University System of Maryland and co-editor of the International Journal of Innovations in Online Education,
E-mail: dspicer@usmd.edu
State-by-state legislation following the European Union's General Data Protection Regulation (GDPR) is creating an impossible compliance environment for online education.
KEY WORDS: privacy, legislation
In an Editor's Note to IJOIE (vol. 2, issue 1, 2018) I asked, “What Is GDPR and Why Should You Care?” The focus of that note was the then near arrival of the European Union's General Data Protection Regulation (GDPR). The message for the online education community was that if one has European residents in online courses or European faculty teaching online courses, then this regulation will apply to you after May 25, 2018. From my experience with online courses offered by University System of Maryland institutions, where I am the system CIO, some institutions had substantial risk exposure and many did not. Those with GDPR exposure undertook serious policymaking and implementation to comply with GDPR, and the others took a watch-and-wait attitude.
The main difference between the GDPR perspective and the traditional Personal Data Privacy Protection common in the United States was that enterprises in the US typically had responsibilities to protect personally identifiable information (PII) and to inform individuals if that protection is breached.

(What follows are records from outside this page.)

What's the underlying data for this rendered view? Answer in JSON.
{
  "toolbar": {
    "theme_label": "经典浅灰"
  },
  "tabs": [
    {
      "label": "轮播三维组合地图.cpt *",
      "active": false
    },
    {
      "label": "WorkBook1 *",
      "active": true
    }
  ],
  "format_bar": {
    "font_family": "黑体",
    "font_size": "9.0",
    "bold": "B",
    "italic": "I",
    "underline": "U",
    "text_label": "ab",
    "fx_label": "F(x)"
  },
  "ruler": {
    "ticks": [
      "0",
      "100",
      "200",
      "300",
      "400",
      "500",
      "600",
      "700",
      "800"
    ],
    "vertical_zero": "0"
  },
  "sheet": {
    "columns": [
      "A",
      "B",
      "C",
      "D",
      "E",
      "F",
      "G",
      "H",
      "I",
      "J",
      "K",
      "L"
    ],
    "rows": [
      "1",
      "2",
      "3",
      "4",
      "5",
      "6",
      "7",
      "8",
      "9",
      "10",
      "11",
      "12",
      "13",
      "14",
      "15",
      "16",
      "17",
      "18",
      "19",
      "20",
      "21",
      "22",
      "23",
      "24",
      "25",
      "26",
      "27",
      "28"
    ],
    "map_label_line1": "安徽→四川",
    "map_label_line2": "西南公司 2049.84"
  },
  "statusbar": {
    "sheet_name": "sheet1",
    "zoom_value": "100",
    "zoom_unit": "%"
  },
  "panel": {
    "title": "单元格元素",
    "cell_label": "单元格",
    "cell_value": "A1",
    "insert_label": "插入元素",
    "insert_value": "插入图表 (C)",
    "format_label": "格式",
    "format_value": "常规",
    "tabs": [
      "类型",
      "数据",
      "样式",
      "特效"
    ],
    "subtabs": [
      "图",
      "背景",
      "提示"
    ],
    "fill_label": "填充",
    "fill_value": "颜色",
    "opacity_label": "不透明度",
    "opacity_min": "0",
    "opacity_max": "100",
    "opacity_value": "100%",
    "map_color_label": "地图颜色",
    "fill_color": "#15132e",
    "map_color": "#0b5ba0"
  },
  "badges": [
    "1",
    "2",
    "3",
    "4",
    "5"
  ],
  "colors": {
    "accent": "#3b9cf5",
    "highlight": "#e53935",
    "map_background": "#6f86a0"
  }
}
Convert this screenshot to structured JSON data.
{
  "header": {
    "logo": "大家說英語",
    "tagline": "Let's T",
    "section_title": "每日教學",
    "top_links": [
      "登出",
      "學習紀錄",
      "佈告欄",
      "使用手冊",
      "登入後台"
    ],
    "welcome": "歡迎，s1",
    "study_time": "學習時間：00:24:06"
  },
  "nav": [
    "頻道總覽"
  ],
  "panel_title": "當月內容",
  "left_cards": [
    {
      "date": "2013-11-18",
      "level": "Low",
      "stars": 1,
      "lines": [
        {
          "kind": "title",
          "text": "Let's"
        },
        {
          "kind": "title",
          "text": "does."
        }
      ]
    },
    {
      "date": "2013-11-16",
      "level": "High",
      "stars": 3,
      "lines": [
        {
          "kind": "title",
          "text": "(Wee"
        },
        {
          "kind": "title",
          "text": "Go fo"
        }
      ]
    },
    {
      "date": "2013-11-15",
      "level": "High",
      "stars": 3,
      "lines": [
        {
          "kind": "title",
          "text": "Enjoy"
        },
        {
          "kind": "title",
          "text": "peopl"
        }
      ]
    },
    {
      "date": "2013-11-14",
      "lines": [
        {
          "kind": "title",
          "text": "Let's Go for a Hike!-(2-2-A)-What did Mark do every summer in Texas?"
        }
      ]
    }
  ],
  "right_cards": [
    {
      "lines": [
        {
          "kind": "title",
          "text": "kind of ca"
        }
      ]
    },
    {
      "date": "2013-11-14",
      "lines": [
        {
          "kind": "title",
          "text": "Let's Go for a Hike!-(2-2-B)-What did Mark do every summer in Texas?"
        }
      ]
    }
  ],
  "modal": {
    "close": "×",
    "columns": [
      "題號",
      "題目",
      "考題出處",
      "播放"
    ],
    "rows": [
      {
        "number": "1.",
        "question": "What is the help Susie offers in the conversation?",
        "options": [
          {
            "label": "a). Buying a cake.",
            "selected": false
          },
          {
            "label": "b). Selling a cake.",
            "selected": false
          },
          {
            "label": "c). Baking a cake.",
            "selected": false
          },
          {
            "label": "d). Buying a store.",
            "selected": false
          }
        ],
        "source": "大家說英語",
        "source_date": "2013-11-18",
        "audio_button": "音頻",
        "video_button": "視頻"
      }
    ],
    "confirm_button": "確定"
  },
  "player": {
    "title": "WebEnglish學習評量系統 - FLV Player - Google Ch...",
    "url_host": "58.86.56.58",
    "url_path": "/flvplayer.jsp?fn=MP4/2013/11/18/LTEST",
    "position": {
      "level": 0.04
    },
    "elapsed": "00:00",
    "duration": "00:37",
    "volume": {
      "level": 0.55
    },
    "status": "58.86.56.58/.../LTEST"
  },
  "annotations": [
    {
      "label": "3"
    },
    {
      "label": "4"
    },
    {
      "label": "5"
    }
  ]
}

GDPR, however, is based on the European view that control over PII is a personal right, and individuals have a wide range of legal expectations regarding the collection, processing, maintenance, sharing, and protection of PII held by enterprises.
This Editor's Note is an update on legislation in the US based on the GDPR perspective. Since GDPR has now been in force for over two years, this note will not try to reiterate all of the terms of that regulation. That said, with the continuing cases of misuse of PII by enterprises large and small in the US, there has been a plethora of legislative initiatives with GDPR-like underpinnings. While there have been discussions at the federal level, there seems to be little confidence that federal personal privacy legislation will occur in the near future. Given this legal vacuum, states have taken the initiative to develop state-level personal privacy protections—most with the GDPR orientation. As of October 15, 2019, seventeen states had introduced such legislation, three had signed law, and six had postponed further consideration. † There has been wide variation in applicability as well as components of consumer rights and enterprise obligations. For example, the California Consumer Privacy Act applies to relatively large businesses and exempts public and nonprofit entities. However, in the 2020 legislative session, Maryland passed the Maryland Higher Education Data Privacy Act that specifically introduces GDPR-like expectations for public higher education in the state. The article referenced in the footnote gives a synopsis of the rights and obligations articulated in the various state bills.
The intent of this Editor's Note is not to delve into personal privacy law but to alert the online learning community of the patchwork of state-by-state laws that is emerging and the absence of any overarching federal law that will make sense of the obligations of those who provide services. To reiterate—these laws give rights to individual citizens of a state and obligations to those, such as online education providers, who hold personal information of such citizens.
Thus, if an institution has a course with students from multiple states, each of those students has a legal expectation that the personal information related to that course will be managed according to the personal privacy law of his/her state. Additionally, this expectation will continue for as long as the institution continues to hold that information. If one thought that the confusion related to interstate certification of postsecondary distance education, which resulted in the State Authorization Reciprocity Agreement (SARA) framework, was challenging, this is potentially many times more difficult and is only getting worse as states introduce additional personal privacy consumer protection legislation.
Unfortunately, this Editor's Note can only describe the problem and not offer any solutions. That said, online education is not the only activity with this problem. One thing that institutions can do is to educate government relations staff and have them join the chorus for a national solution to this emerging chaos.